The U.S. Attorney’s Office for the Western District of New York announced on Oct. 23 that a 30-year-old Niagara Falls woman has been sentenced to serve 12 months in a federal prison for conspiring to possess crack cocaine with the intent to distribute the drug. The investigation that led to the woman’s prosecution and sentencing was conducted by law enforcement agencies including the Federal Bureau of Investigation, the New York State Police, the Niagara County Drug Task Force and the Niagara Frontier Transportation Authority.
Controlled purchases and wire taps
According to court papers, the woman worked with her husband to distribute illegal drugs. Undercover investigators are said to have purchased drugs from the woman’s husband on six occasions over a 15-month period beginning in November 2015. When her husband was incarcerated at the Green Correctional Facility for a prior offense, investigators say the woman continued to work with him to distribute crack cocaine. Evidence against her was obtained by recording telephone conversations she had with her husband and arranging drug buys. Investigators say that they purchased drugs from the woman 16 times.
The woman was sentenced according to the terms of a plea agreement she entered into with federal prosecutors in September 2019. She could have been sent to prison for up to 40 years if she had been found guilty by a jury. The woman may have chosen to plead guilty after learning about the case that investigators had built. Her husband also pleaded guilty and has been sentenced to 82 months in prison.

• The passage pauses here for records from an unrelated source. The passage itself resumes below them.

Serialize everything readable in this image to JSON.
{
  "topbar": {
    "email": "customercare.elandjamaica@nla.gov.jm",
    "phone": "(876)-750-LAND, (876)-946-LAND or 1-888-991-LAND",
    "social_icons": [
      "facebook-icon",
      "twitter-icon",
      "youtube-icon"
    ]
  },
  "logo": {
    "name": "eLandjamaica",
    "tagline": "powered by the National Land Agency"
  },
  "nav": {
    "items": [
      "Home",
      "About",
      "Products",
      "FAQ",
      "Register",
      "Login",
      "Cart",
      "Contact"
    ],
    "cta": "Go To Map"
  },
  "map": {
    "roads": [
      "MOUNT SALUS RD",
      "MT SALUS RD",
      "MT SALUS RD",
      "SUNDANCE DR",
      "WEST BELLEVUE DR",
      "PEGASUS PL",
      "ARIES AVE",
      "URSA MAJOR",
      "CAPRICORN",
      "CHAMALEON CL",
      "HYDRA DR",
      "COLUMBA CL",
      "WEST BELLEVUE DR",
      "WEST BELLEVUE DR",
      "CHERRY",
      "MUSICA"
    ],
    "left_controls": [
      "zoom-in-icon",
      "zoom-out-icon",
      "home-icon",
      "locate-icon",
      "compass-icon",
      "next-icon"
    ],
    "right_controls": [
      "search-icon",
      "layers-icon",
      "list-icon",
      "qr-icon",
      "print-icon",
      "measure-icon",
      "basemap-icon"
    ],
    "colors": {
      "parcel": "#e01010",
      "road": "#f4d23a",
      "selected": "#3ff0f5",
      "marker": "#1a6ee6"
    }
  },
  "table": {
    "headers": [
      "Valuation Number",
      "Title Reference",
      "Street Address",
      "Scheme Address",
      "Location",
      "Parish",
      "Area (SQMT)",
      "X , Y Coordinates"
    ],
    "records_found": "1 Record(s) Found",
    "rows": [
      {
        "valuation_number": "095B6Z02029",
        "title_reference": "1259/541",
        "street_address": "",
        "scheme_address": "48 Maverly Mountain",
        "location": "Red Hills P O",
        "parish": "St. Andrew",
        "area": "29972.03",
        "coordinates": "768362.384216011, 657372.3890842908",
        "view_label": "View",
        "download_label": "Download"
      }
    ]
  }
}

Reducing narcotics penalties
The outcome of this case shows that federal prosecutors may be willing to reduce the sentences for drug crimes significantly to avoid arguing in court even when law enforcement has gathered what appears to be overwhelming evidence of guilt. This is why experienced criminal defense attorneys may advise their clients to ask for a lawyer before answering questions no matter how dire their situations seem. Attorneys could explain that confessions should be made when suspects are offered something in return, and they may also point out that police officers and federal agents do not have the authority to make such offers.